Он засмеялся, но никто его смех не поддержал, и он отвел глаза.
«Стыдится, – понял Радик. Он ведь такого успел натворить, когда думал, что умрет. А сейчас небось уже и жалеет, что не умер.
Остальные соседи Радика смотрели новости по маленькому пузатому телевизору, установленному на полку так, чтобы со всех коек было одинаково видно. Честно говоря, со всех одинаково плохо. Радик вообще не мог вспомнить, где и когда он последний раз видел такую старую модель телевизора. Видимо, они все осели по больницам.
Он сел поудобнее и прислушался. Рассказывали про их город. В принципе, это было ожидаемо. Последние месяцы по телевидению только и рассказывали про них, про беспорядки и заражения. Но в этот раз репортер сумел удивить Радика – в его рассказе не было ни слова про чудовищную бездну. Да что там бездна, там даже про них, чернильных подростков, не было ни слово.
– Обожаю третий канал, – произнес его сосед слева и поднял пульт, увеличивая громкость. – Вот на что спорим, сейчас полезет в какую-нибудь яму, застрянет и потом его всего запикают?
– А на шестом бы даже не запикали, – лениво откликнулся высокий худой парень у окна.
Радик потер ухо, не веря своему слуху. Но репортер – тут сосед не соврал, полез на гору щебня, некогда бывшую стеной дома, не переставая при этом говорить.
– Халатность, приведшая к трагедии или случайность, от которой никто не застрахован? – вопрошал репортер. И, если судить по его лицу, он и впрямь застрял ногой в этом щебне. – Обрушение одной за другой целой цепочки шахт повлекла за собой не только гибель людей и разрушение близстоящих домов. Проблемы с проводкой, взрыв бытового газа – все беды разом обрушились на прибрежную часть города.
Радик слушал открыв рот, и даже не сразу заметил, как в палату вошла Соня и села на его койку. В отличие от них всех, Соня была одета в цивильные вещи, а не в пижаму.
– Соня! – выдохнул Радик еле слышно, чтобы не отвлекать соседей от телевизора.

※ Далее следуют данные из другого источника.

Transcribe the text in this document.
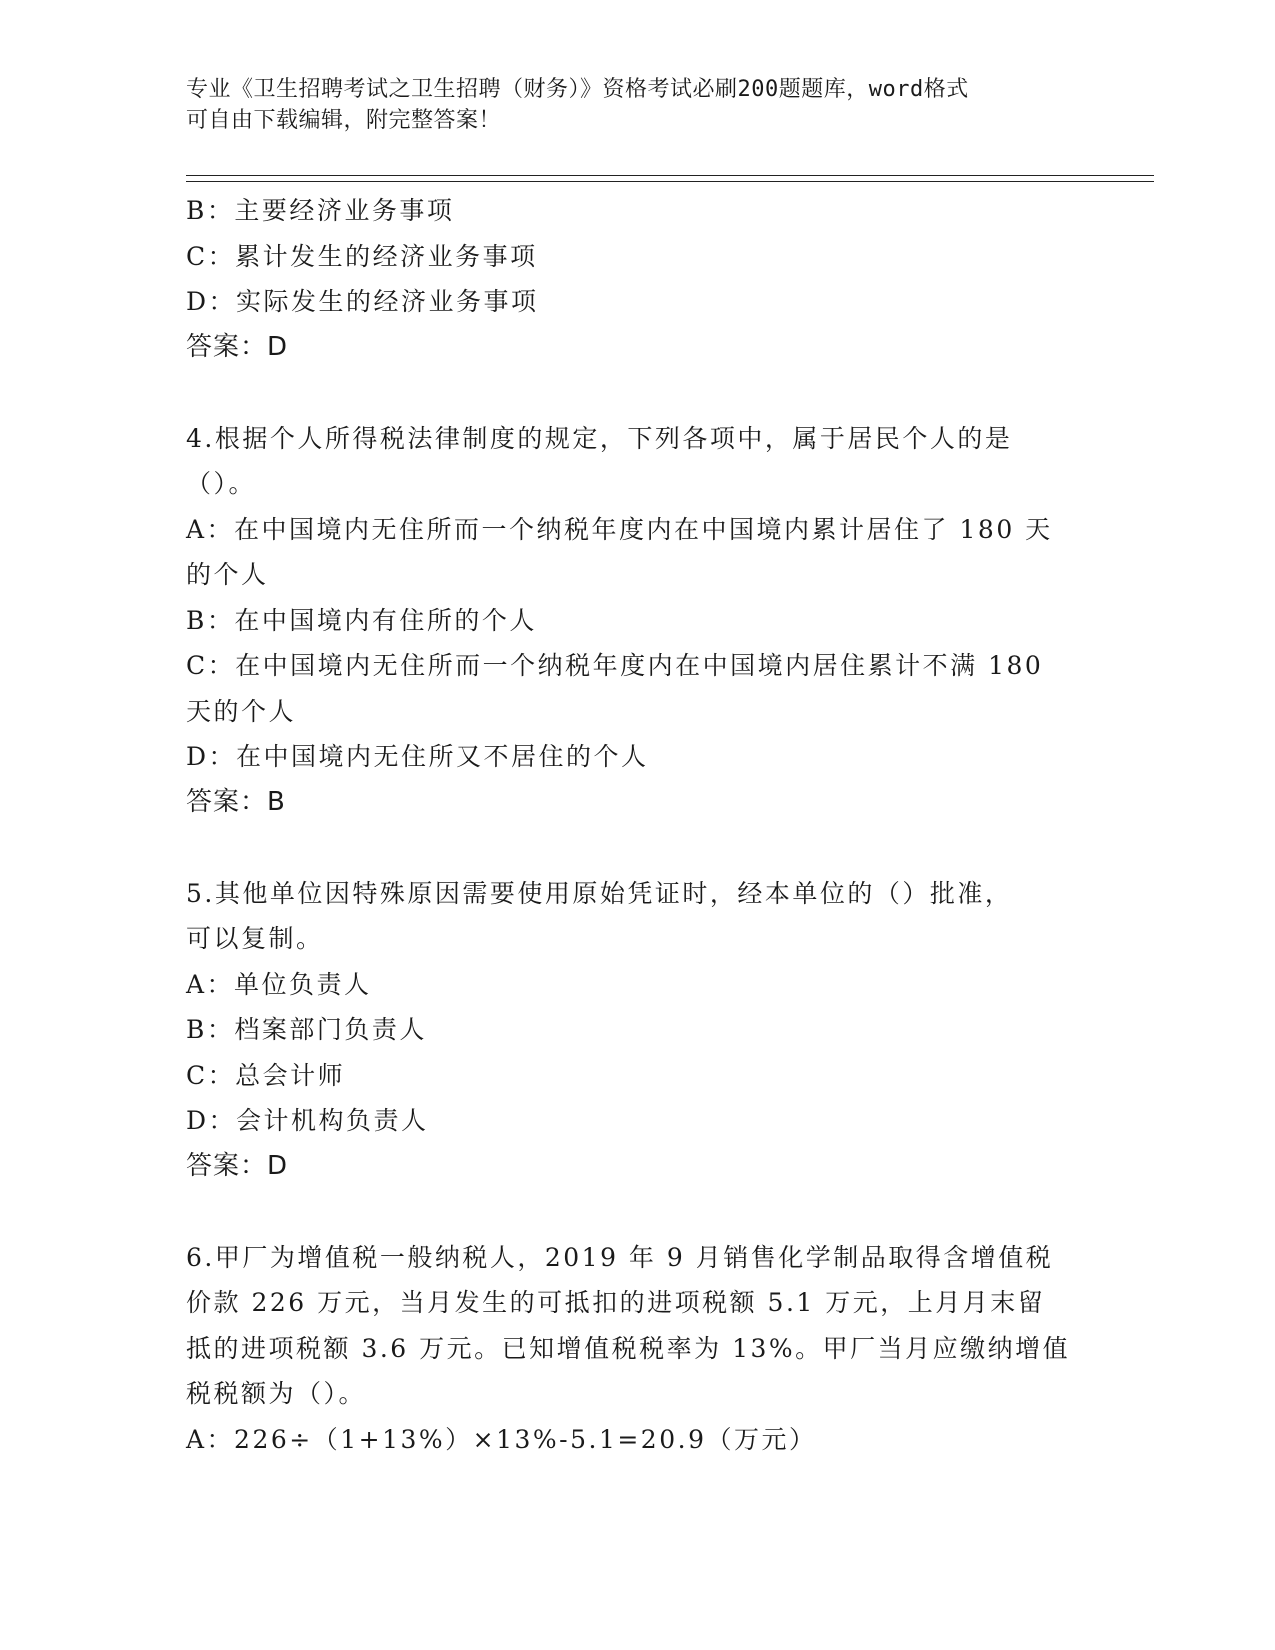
专业《卫生招聘考试之卫生招聘（财务）》资格考试必刷200题题库，word格式
可自由下载编辑，附完整答案！
B：主要经济业务事项
C：累计发生的经济业务事项
D：实际发生的经济业务事项
答案：D
4.根据个人所得税法律制度的规定，下列各项中，属于居民个人的是
（）。
A：在中国境内无住所而一个纳税年度内在中国境内累计居住了 180 天
的个人
B：在中国境内有住所的个人
C：在中国境内无住所而一个纳税年度内在中国境内居住累计不满 180
天的个人
D：在中国境内无住所又不居住的个人
答案：B
5.其他单位因特殊原因需要使用原始凭证时，经本单位的（）批准，
可以复制。
A：单位负责人
B：档案部门负责人
C：总会计师
D：会计机构负责人
答案：D
6.甲厂为增值税一般纳税人，2019 年 9 月销售化学制品取得含增值税
价款 226 万元，当月发生的可抵扣的进项税额 5.1 万元，上月月末留
抵的进项税额 3.6 万元。已知增值税税率为 13%。甲厂当月应缴纳增值
税税额为（）。
A：226÷（1+13%）×13%-5.1=20.9（万元）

– Бабушка меня вытащила отсюда, – так же шепотом ответила Соня на невысказанный вопрос. – Всё равно ничего найти не могут, чего зря лежать. Она и тебя вытащит. Просто ты без сознания был долго. Едва ли не дольше всех.

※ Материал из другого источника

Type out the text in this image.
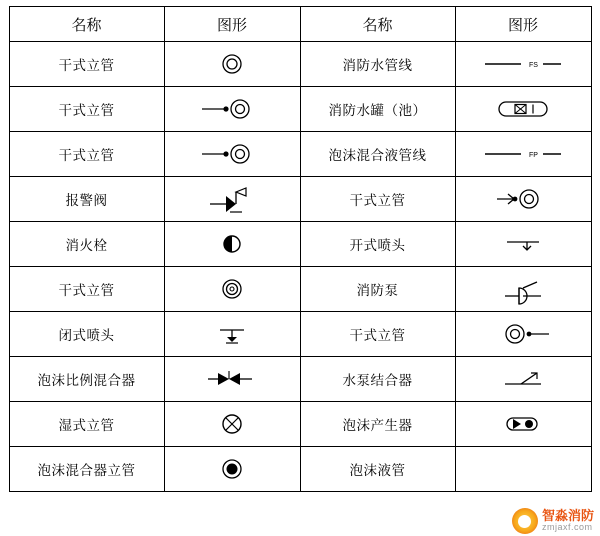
名称	图形	名称	图形
干式立管		消防水管线	FS

干式立管		消防水罐（池）	

干式立管		泡沫混合液管线	FP

报警阀		干式立管	

消火栓		开式喷头	

干式立管		消防泵	

闭式喷头		干式立管	

泡沫比例混合器		水泵结合器	

湿式立管		泡沫产生器	

泡沫混合器立管		泡沫液管	
智淼消防
zmjaxf.com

Радик смутился и уставился на руки. Чистые руки, без единого пятнышка. И только сейчас понял, что его царапало. Они все, и Соня, и Влад Суббота, и шумные незнакомцы-соседи – они все были с кожей без изъянов. Ни одной кляксы, пятна, даже легкой синеватости, не то что глубокого фиолетового цвета. И глаза. Глаза у всех были обычные. Не пугали.

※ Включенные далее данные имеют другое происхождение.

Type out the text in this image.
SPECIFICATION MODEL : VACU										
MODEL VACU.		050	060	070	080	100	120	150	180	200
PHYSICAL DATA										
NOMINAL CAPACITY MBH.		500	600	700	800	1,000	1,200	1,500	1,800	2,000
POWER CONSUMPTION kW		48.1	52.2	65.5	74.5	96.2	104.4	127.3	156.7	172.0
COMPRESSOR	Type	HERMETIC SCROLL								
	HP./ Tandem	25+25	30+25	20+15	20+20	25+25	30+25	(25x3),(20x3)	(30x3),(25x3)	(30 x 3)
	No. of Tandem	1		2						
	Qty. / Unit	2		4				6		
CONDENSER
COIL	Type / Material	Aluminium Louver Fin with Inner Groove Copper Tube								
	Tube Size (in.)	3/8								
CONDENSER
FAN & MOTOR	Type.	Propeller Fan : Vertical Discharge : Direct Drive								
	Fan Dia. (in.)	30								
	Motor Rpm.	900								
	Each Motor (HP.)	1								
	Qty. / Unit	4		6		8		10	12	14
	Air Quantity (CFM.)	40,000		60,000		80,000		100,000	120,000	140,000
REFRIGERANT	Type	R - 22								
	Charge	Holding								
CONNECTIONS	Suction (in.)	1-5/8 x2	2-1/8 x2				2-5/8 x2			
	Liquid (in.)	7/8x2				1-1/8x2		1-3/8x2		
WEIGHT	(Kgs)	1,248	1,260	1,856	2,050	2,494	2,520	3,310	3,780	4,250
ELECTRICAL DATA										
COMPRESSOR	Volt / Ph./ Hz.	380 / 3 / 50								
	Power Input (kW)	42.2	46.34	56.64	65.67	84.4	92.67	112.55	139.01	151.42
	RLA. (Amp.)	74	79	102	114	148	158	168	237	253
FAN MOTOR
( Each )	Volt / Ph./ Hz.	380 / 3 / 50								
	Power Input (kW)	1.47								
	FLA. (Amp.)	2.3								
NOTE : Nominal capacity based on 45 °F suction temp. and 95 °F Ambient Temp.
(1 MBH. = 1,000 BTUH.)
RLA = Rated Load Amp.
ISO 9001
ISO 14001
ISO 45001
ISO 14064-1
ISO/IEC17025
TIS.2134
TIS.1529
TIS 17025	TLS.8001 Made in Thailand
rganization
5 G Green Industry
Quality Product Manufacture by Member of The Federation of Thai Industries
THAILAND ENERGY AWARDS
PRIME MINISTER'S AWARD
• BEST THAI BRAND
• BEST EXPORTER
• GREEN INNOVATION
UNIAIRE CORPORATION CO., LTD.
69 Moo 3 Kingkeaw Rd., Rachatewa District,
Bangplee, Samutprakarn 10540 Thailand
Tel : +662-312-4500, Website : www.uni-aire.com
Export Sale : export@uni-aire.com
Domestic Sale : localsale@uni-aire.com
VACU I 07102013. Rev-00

– Разве шахты строят на побережье? – спросил он совсем тихо. Но Соня всё равно поморщилась.
– Молчи, они ещё не всех погибших опознали, – прошипела она. – А лучше давай выйдем. Ты встать-то можешь?
Радик прикинул силы. По всему выходило, что встать он может, а вот идти – вряд ли. Но даже не это было самым плохим. Он только сейчас почувствовал, что заставить себя идти может только в одном направлении, и ходить туда с Соней не собирался.
– Обопрешься на меня, – по-своему поняла его колебания Соня.
– Детка, ему сейчас бы медсестру позвать на помощь, а не тебя, – снова ожил Влад.
– Я и сама его до сортира доведу, – неожиданно грубо огрызнулась Соня. – Или брата его позову помочь. А еще раз назовешь меня «деткой» – и останешься в больнице дольше, чем планировал.
И удивительное дело – Суббота не нашелся что ответить, скукожился на своей койке, словно вовсе не он руководил кальмарами и убийствами!
– Я сам, – попытался воспротивиться Радик, когда Соня вывела его из палаты. При соседях он с ней спорить не хотел.